Ist die Nachkriegsmoderne selbst schuld, dass sie so unbeliebt ist? Fehlen ihr Sinnlichkeit und Menschlichkeit oder kann sie Herzen gewinnen? Wir haben die Leserinnen und Leser des DAB nach ihrer Meinung gefragt.

31.10.20256 Min. Kommentar schreiben

Diese Beiträge sind unter dem Titel „Ist die Nachkriegsmoderne noch zu retten – und wollen wir das?“ im Deutschen Architektenblatt 11.2025 erschienen.

AOK-Gebäude in Kassel: Plötzliches Strahlen

Wenn man im späten Herbst, gegen Ende November, an der Südecke des Kasseler Friedrichsplatzes zwischen den Linden spazieren geht, kann man mit Glück etwas Besonderes beobachten. Manchmal, wenn die Sonne am Nachmittag durch die rollenden grauen Wolken bricht, erstrahlt plötzlich die gläserne Ecke von Konrad Prolls AOK-Gebäude. Man blickt in die hellen, hohen Räume und auf diese wunderschöne Treppe mit ihrem filigranen Geländer, die sich flach und ohne Eile nach oben schraubt, bis hinauf zur munteren, sonnengelben Decke.

AOK-Gebäude in Kassel, Konrad Proll, 1957
IMAGO / Panthermedia

Das Gebäude ist ein relativ unaufgeregter Verwaltungsbau. Die Vorstandsetage auf der Parkseite hat ein leicht gewelltes Vordach aus Stützen, der Rest ist ordentlich durchgerastert.  Ein Haus in der Provinz, keine Ikone, aber doch gut proportioniert, sauber detailliert, dabei aber trotzdem leicht und frei.

In Kassel, wie in vielen deutschen Städten, waren erst die Bomben und dann die Nachkriegsmoderne eingeschlagen und hatten gemeinsam die gebaute Umwelt geprägt – im Guten wie auch häufig im Schlechten. Erst mal ist es ja etwas merkwürdig, dass die Moderne nach dem Zweiten Weltkrieg einen so intensiven zweiten Frühling erlebte. Der Kulturkampf gegen sie war hart gewesen, und so richtig geliebt wurde sie außerhalb der Architektenblase vor dem Krieg wohl eher von wenigen. Aber vielleicht war es nach all dem Blut-und-Boden-Kitsch und obszönen Monumental-Klassizismen einfach wieder Zeit, die Fenster aufzureißen, das Licht hineinzulassen und den Muff gründlich auszulüften.
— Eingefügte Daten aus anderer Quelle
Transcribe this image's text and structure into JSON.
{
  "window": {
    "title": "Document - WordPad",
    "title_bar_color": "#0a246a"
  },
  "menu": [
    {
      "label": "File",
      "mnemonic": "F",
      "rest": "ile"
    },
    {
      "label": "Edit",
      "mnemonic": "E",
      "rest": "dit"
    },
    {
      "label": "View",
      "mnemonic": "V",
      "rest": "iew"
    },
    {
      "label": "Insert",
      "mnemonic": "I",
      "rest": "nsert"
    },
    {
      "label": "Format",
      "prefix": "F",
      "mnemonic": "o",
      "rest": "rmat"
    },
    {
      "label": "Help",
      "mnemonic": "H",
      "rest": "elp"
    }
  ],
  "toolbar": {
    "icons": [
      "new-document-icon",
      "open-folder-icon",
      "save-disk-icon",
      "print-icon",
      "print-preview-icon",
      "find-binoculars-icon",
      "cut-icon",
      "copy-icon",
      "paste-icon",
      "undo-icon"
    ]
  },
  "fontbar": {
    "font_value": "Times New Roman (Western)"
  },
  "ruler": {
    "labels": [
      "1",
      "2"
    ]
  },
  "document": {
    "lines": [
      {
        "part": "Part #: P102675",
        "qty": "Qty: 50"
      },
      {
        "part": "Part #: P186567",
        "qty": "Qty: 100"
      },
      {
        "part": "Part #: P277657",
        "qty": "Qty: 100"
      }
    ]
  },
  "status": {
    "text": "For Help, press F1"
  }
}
Eberhard-Ludwigs-Gymnasium in Stuttgart: filigrane Gartenschule

Im selben Jahr wie das AOK-Gebäude in Kassel vollendete 1957 Hans Bregler in Stuttgart den Neubau des altehrwürdigen Eberhard-Ludwigs-Gymnasiums, kurz und liebevoll Ebelu genannt. Das alte Schulhaus, ein sehr schöner, sehr repräsentativer historistischer Bau von 1903, war im Krieg zerstört worden.

Der Neubau an anderer Stelle sprach eine andere Sprache. Ein leichtes Vordach auf filigranen Stützen lädt ein in eine lichtdurchflutete Cafeteria mit Milchbar. Auch hier spielt eine Treppe eine wichtige Rolle, wenn auch nicht so prominent ausgestellt wie bei Proll. Vom Eingang aus schwingt sie sich leicht gebogen an einem Ziegelrelief entlang nach oben. Hier kommt ein bisschen mineralische Haptik ins Spiel, die bei Nachkriegsbauten selten prominent zum Tragen kommt.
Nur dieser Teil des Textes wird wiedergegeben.